Dalton Caldwell is a young developer with an old school idea — web users should pay for services, rather than get them for free in the more typical ad-supported model.
“Why isn’t there an opportunity to pay money to get an ad-free feed from a company where the product is something you pay for, not, well, you,” he says in his Dalton Caldwell does things the hard way” blog. “To be clear: I’m glad there are ad-supported options, but why does that seem like the only option?”
Caldwell’s been working on just such an option for the past eight months; a consumer-facing iOS app he describes as “a real-time social service where users and developers come first, not advertisers.”
He is funding the app.net project in Kickstarter-style, aiming to raise a minimum of $500,000 from roughly 10,000 people as the “critical mass” needed to move forward. If he and his team don’t reach that goal in the next 30 days, it’s back to the drawing board. He’s off to a fairly good start, raising over $50,000 from 721 backers.
“We will only accept money for this financially sustainable, ad-free service if we hit what I believe is critical mass,” says Caldwell.

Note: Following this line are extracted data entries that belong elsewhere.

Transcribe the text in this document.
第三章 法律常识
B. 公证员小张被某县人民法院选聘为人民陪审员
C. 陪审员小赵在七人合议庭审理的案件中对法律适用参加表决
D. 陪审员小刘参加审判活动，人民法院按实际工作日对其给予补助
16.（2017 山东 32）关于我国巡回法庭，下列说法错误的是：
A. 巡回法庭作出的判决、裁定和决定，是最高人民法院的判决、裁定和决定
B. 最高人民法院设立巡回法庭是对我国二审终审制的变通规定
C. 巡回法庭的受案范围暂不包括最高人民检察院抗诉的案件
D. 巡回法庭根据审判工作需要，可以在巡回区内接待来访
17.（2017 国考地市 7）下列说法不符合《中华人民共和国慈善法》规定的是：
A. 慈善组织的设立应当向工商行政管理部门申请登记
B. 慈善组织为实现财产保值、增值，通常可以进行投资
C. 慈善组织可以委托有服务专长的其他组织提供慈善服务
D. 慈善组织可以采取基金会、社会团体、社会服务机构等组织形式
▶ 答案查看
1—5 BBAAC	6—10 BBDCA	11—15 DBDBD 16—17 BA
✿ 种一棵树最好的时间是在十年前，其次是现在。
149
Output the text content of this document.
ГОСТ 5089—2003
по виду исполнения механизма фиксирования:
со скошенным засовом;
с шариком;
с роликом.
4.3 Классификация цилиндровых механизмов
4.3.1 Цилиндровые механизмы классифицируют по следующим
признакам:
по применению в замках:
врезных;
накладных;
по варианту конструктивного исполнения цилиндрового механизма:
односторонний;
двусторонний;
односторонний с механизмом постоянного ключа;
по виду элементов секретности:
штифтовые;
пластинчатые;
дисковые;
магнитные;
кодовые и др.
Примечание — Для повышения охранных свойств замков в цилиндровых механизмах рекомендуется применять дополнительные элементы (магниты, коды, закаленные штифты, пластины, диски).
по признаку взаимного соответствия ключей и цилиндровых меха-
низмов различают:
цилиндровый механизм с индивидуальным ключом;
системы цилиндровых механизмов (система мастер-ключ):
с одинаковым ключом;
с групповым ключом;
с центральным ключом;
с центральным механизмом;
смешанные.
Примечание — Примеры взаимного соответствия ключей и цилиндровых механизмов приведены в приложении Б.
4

This isn’t the first time Caldwell, a Web 2.0 veteran, has swung for the fences. “I ran a company called imeem, which users loved, but which I was unable to keep going because I couldn’t turn a profit,” says Caldwell. "I raised >$50MM for that company, had 100 employees, and managed to sell $2MM of advertising per month at peak."
This time around, free from ad concerns, he says he’s confident his user-focused service will be a hit:
“During this development process, we have spent a great deal of time thinking about realtime feeds, developer APIs, and creating a service that we enjoy using,” he says. “It’s also worth mentioning that this iOS [app/service] is the highest-quality piece of software my team has ever built. We have learned a lot of native app development lessons the hard way… but tough lessons ultimately yield fantastic software."
Google’s always wanted to do hardware
Who knew? That was my reaction after reading the New York Times piece this week about Google chairman Eric Schmidt’s presentation at the Allen & Company conference in Sun Valley, Idaho earlier this week.
Schmidt spent a good part of his talk with the media there showing off Google’s latest pieces of hardware: The Nexus Q, a cube-shaped, home entertainment device, and the Nexus 7 Android 4.1 tablet.
As the article notes, 2011 was a relatively quiet year for Google on the hardware front, but this year’s shaping up quite differently. For one thing, Google’s $12.5 billion purchase of device maker Motorola Mobility became official.
“While Mr. Schmidt acknowledged that Google purchased the company and its patents, in part, as a reaction to rival ‘Apple’s behavior,’ he said its hardware business was a real draw. Mr. Schmidt was tight-lipped about Google’s plans for Motorola but he promised that a new batch of products were nearly ready for prime time.”
“We always wanted to be in the hardware business,” he said. “Larry and Sergey have always wanted to do hardware in one form or another. This was a way to get into it quickly.”
So much for the idea that Nexus is just a way to give its hardware partners a kick in the rear to innovate faster. It sounds like Google’s in it to win.